The defendant sought to introduce proof of the custom of the trade, showing that a contract of advertising can be withdrawn at any time, providing the advertiser pays short rates for the time the advertisement has run. The language of the contract is plain, and we need not resort to any custom of the trade to make it plainer. The defendant’s engagement was to pay for a definite amount of advertising for a fixed number of insertions at the price stipulated. He cannot change his obligation by *621proof of a custom: Goodman v. Whiting Lumber Co., 62 Pa. Superior Ct. 230. .

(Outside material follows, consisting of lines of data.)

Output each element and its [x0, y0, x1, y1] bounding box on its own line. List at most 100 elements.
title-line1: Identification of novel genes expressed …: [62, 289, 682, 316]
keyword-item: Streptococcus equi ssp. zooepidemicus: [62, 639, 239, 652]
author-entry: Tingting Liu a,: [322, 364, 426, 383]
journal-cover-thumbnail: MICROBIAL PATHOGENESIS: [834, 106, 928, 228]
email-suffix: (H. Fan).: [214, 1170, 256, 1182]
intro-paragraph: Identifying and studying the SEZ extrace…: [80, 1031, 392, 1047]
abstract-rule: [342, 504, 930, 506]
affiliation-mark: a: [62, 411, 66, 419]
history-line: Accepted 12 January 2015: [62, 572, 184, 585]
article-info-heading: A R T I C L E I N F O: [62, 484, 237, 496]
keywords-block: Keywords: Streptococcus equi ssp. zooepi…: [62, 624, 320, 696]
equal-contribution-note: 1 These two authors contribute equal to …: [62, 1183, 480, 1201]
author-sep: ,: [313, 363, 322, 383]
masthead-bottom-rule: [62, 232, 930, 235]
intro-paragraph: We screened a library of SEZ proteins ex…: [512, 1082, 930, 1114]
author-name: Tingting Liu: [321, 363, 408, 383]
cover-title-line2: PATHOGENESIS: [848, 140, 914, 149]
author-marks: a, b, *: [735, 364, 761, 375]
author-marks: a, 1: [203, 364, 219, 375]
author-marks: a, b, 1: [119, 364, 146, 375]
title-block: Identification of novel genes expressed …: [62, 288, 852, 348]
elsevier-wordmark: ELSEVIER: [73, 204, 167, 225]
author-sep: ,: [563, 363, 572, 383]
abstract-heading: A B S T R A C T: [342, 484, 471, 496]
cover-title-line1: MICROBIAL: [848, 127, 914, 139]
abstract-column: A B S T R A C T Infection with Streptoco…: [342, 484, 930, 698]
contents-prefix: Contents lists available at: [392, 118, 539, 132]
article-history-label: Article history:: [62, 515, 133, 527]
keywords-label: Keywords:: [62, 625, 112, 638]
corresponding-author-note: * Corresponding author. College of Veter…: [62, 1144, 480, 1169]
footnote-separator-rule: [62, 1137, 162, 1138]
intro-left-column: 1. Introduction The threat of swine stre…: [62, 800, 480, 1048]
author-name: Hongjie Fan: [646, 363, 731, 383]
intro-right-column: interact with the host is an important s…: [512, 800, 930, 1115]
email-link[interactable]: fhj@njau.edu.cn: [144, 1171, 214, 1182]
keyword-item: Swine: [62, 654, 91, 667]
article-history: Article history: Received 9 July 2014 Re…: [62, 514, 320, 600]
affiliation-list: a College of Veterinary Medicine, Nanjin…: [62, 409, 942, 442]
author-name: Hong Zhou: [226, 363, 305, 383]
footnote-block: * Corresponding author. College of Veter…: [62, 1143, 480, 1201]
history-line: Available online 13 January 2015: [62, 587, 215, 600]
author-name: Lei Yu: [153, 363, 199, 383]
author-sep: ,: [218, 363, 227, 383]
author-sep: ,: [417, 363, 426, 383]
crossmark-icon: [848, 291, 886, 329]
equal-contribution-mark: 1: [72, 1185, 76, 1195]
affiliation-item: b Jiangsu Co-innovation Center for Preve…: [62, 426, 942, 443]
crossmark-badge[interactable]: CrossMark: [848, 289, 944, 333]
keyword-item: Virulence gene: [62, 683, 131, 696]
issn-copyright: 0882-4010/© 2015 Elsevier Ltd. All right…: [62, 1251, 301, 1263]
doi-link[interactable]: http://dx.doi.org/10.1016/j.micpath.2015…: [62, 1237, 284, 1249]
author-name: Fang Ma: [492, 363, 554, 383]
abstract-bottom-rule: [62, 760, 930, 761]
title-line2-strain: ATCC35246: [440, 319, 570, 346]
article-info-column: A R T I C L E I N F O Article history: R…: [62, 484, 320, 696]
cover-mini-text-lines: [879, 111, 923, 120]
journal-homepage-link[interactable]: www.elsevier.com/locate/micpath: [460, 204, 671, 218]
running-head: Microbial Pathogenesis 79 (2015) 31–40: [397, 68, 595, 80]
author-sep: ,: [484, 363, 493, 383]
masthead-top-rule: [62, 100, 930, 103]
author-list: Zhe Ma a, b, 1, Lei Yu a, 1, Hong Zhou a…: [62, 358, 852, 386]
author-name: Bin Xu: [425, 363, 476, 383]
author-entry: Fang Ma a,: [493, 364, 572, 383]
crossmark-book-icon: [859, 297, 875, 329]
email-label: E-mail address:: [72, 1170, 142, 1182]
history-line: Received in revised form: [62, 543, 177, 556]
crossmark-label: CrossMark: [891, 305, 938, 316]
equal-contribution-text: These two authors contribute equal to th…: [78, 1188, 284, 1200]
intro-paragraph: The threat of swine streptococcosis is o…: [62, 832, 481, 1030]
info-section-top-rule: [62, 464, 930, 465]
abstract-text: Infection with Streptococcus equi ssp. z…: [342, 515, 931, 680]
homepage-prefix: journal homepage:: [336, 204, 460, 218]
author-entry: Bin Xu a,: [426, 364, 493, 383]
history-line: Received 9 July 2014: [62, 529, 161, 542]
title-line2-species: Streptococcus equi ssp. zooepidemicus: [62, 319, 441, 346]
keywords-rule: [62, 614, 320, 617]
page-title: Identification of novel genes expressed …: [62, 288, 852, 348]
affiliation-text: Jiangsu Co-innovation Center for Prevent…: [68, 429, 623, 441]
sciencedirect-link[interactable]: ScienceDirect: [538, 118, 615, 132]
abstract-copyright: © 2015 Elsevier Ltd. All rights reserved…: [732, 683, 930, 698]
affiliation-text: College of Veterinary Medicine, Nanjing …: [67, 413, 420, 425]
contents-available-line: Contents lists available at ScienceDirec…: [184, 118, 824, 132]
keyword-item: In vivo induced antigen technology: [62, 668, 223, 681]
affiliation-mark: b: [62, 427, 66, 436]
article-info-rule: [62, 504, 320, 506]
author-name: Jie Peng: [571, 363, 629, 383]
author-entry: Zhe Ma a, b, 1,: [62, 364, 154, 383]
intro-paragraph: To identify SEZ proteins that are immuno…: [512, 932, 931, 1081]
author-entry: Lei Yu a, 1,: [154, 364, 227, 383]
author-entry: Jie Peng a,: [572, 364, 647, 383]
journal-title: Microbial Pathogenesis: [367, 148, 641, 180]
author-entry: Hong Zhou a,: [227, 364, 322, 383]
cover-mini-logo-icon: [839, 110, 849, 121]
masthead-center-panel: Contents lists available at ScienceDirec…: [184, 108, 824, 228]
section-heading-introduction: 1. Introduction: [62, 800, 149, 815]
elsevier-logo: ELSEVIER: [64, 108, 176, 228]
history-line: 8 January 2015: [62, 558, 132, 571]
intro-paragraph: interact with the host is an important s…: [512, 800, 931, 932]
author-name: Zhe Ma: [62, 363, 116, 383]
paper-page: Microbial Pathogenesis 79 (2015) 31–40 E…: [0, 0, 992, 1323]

The defendant asserts that even if he be liable, his only-duty is to pay such damages as were actually occasioned by the breach,- and that it was incumbent on the plaintiff to make proper efforts to sell to other parties the space defendant had contracted for, thus reducing the loss. We need not discuss this phase of the case. The defendant, in a letter bearing date April 18th, after a conference between the attorneys in the case, stipulated, after directing that the advertisement should be discontinued, “If I have the right to stop the use of my advertisement, that right exists irrespective of what you do, and if under the law I have no right to order you to stop, I agree that your rights against me shall be the same as if you every week inserted the advertisement, provided you at once cease publishing the advertisement. By this arrangement I waive the performance on your part.” The defendant cannot now complain if the plaintiff adopt the standard which he himself set up.
All the assignments of error are overruled, and the judgment is affirmed.